Jeff Bridges And Nikki Silver To Try And Bring Lois Lowry's The Giver To The Big Screen
When I was a kid there were few books that I loved as much as Lois Lowry's The Giver. Seriously, I made something like 20 dioramas using scenes from that book. A winner of multiple awards, including the 1994 Newbery Medal, the book is a great bit of dystopian fiction and even when I was 10 years old I wondered why nobody had ever turned it into a movie. The truth is there have been many attempts that have simply fallen flat. Specifically, producer Nikki Silver and Jeff Bridges have been trying to get Lowry's book on the screen for the last decade, but have been unable to get it done. In 2007 the rights landed at Warner Bros. where it has spent the last few years in development hell, but now Bridges and Silver have them back and are ready to get the movie made.
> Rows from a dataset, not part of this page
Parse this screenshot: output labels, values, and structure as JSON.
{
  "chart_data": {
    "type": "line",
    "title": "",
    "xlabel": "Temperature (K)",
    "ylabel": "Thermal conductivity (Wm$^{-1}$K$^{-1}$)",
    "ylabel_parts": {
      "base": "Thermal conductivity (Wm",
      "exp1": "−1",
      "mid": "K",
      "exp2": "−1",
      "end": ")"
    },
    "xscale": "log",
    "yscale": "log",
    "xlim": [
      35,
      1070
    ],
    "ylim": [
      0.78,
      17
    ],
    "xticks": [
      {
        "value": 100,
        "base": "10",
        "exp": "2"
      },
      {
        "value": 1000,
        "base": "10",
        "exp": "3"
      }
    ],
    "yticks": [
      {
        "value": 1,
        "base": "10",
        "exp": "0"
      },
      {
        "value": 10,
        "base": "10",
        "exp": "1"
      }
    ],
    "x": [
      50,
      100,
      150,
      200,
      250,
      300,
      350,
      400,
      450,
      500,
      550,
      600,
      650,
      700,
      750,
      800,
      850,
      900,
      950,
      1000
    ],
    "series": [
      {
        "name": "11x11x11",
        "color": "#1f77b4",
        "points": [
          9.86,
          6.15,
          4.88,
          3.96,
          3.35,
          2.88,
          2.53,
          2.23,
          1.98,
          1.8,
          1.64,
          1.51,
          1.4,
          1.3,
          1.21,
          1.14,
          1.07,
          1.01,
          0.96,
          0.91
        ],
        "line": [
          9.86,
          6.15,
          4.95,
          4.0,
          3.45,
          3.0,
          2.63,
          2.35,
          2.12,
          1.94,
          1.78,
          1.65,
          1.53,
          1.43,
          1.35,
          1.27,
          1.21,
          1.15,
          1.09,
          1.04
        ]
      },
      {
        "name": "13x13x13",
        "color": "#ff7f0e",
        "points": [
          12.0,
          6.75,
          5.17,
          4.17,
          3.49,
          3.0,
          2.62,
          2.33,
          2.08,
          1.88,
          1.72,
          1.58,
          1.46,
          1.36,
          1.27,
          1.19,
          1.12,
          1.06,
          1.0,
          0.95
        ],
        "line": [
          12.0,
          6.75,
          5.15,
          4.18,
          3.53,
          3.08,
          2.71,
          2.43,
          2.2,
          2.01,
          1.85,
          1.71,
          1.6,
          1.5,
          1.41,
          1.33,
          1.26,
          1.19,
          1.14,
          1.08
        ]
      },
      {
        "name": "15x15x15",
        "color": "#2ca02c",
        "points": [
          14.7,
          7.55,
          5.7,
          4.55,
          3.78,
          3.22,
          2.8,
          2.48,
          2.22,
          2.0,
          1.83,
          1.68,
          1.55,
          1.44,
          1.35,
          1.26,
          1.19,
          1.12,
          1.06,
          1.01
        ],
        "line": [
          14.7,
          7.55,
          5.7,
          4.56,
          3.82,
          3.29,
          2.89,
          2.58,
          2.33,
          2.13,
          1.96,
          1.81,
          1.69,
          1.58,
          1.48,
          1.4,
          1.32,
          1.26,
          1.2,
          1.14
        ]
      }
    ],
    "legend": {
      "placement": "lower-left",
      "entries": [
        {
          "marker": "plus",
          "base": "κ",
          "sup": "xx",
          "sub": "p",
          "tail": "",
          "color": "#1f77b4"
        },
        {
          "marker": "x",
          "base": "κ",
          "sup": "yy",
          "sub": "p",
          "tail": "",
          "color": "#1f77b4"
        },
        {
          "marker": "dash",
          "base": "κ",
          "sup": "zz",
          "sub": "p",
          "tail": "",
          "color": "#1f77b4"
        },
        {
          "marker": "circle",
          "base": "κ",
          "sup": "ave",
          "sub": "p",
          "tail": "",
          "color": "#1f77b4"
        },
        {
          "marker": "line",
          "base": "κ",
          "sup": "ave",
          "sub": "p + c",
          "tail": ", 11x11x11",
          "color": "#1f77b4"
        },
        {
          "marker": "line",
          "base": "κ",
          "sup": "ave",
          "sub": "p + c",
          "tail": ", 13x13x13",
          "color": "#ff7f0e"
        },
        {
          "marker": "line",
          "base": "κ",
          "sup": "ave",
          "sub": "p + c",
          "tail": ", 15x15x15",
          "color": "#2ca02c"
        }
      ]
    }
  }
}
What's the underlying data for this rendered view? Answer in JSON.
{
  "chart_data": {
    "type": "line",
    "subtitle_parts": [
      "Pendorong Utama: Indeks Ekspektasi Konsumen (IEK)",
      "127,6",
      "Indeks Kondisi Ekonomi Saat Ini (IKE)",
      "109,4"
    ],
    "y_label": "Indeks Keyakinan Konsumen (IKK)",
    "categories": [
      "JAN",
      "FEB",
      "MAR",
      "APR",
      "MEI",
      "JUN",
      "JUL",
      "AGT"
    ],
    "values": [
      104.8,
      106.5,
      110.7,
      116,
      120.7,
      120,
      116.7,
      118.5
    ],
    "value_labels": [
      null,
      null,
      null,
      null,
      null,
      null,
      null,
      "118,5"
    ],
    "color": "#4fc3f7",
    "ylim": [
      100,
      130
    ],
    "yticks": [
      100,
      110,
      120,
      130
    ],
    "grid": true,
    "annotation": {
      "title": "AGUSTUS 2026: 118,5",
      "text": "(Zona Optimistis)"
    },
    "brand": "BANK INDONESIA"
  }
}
According to Variety, the duo has set up the project at On Screen Entertainment with Vadim Perelman, best known for writing and directing House of Sand and Fog, writing the screenplay. While the article doesn't mention it specifically, Bridges may be lining himself up for the title role, quoted as saying, "I originally thought of the role of The Giver as a vehicle for my father, the late Lloyd Bridges, however, at 61 years old I feel the time is right for me to do it." Set in a distant future where memories of history have been eradicated and emotions silenced , a twelve year old boy named Jonas learns that he is to be the "Receiver of Memory," the one person in the community who can enlighten decision through experience. Through what he learns, however, he begins to question the society's ways and learns some horrific truths.
As much as I've wanted this film to get made, I do understand why it's taken so long to make the leap to the silver screen. For one thing, the film will likely be almost entirely black-and-white (though it will gain more and more color as the story goes on) and there's some disturbing imagery that might make the material unsuitable for its target audience. It should be mentioned that the book isn't perfect and has some gaping holes, but in the hands of a proper writer and director it could be wonderful.